Em pouco tempo de existência, o pequeno — mas bem decorado, iluminado e refrigerado — espaço na movimentada Rua das Laranjeiras, bairro na zona sul da capital fluminense, vem se consolidando como ponto de encontro para os amantes não só de literatura, mas de tudo que ela envolve. E como um exemplo de que propósito pode ser o suficiente para unir 117 pessoas em uma sociedade sem o objetivo de trazer lucro financeiro.
“Acho que as pessoas estão aqui por acreditar em alguma coisa”, diz Beatriz Serra, uma das sócias do projeto. “De alguma maneira, você está contribuindo com uma sociedade mais justa. Claro que tem uma questão de amor, mas acho que, na verdade, as pessoas aqui estão se posicionando pela formação de uma sociedade mais crítica, mais ética.”
A ideia partiu da médica Ana Mallet, que durante 18 anos administrou a Largo das Letras, livraria em Santa Teresa, bairro na região central do Rio de Janeiro. Ela conta:
“Vinte anos atrás, fiz um curso que dizia que precisava de 70 mil reais para abrir uma livraria.

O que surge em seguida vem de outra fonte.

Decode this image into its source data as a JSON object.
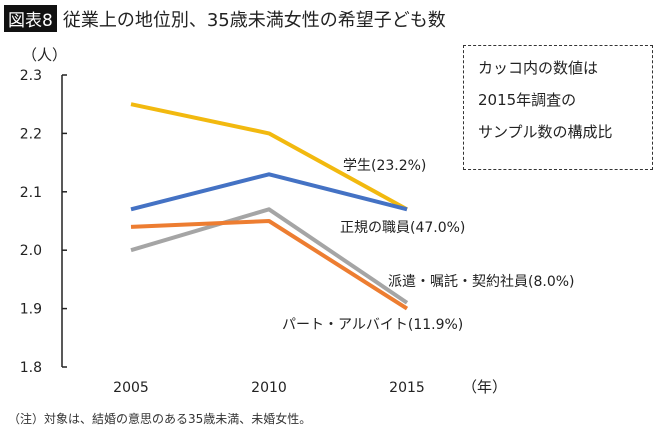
{
  "header": {
    "badge": "図表8",
    "title": "従業上の地位別、35歳未満女性の希望子ども数"
  },
  "note": {
    "lines": [
      "カッコ内の数値は",
      "2015年調査の",
      "サンプル数の構成比"
    ]
  },
  "footnote": "（注）対象は、結婚の意思のある35歳未満、未婚女性。",
  "chart_data": {
    "type": "line",
    "title": "従業上の地位別、35歳未満女性の希望子ども数",
    "ylabel": "（人）",
    "xlabel": "（年）",
    "categories": [
      "2005",
      "2010",
      "2015"
    ],
    "ylim": [
      1.8,
      2.3
    ],
    "yticks": [
      "1.8",
      "1.9",
      "2.0",
      "2.1",
      "2.2",
      "2.3"
    ],
    "grid": false,
    "series": [
      {
        "name": "学生(23.2%)",
        "values": [
          2.25,
          2.2,
          2.07
        ],
        "color": "#F2B90F"
      },
      {
        "name": "正規の職員(47.0%)",
        "values": [
          2.07,
          2.13,
          2.07
        ],
        "color": "#4472C4"
      },
      {
        "name": "派遣・嘱託・契約社員(8.0%)",
        "values": [
          2.0,
          2.07,
          1.91
        ],
        "color": "#A5A5A5"
      },
      {
        "name": "パート・アルバイト(11.9%)",
        "values": [
          2.04,
          2.05,
          1.9
        ],
        "color": "#ED7D31"
      }
    ]
  }
}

Eu não tinha essa grana, então juntei 22 pessoas e abrimos o negócio”
Das 22 pessoas, 16 seguiram na livraria que deu lucro somente uma vez — algo em torno de 50 reais para cada um, que acabaram usados para comprar livros da própria livraria, segundo Ana: “Depois de 18 anos, a animação muda, então em julho do ano passado decidimos que estava bom – e fechamos.”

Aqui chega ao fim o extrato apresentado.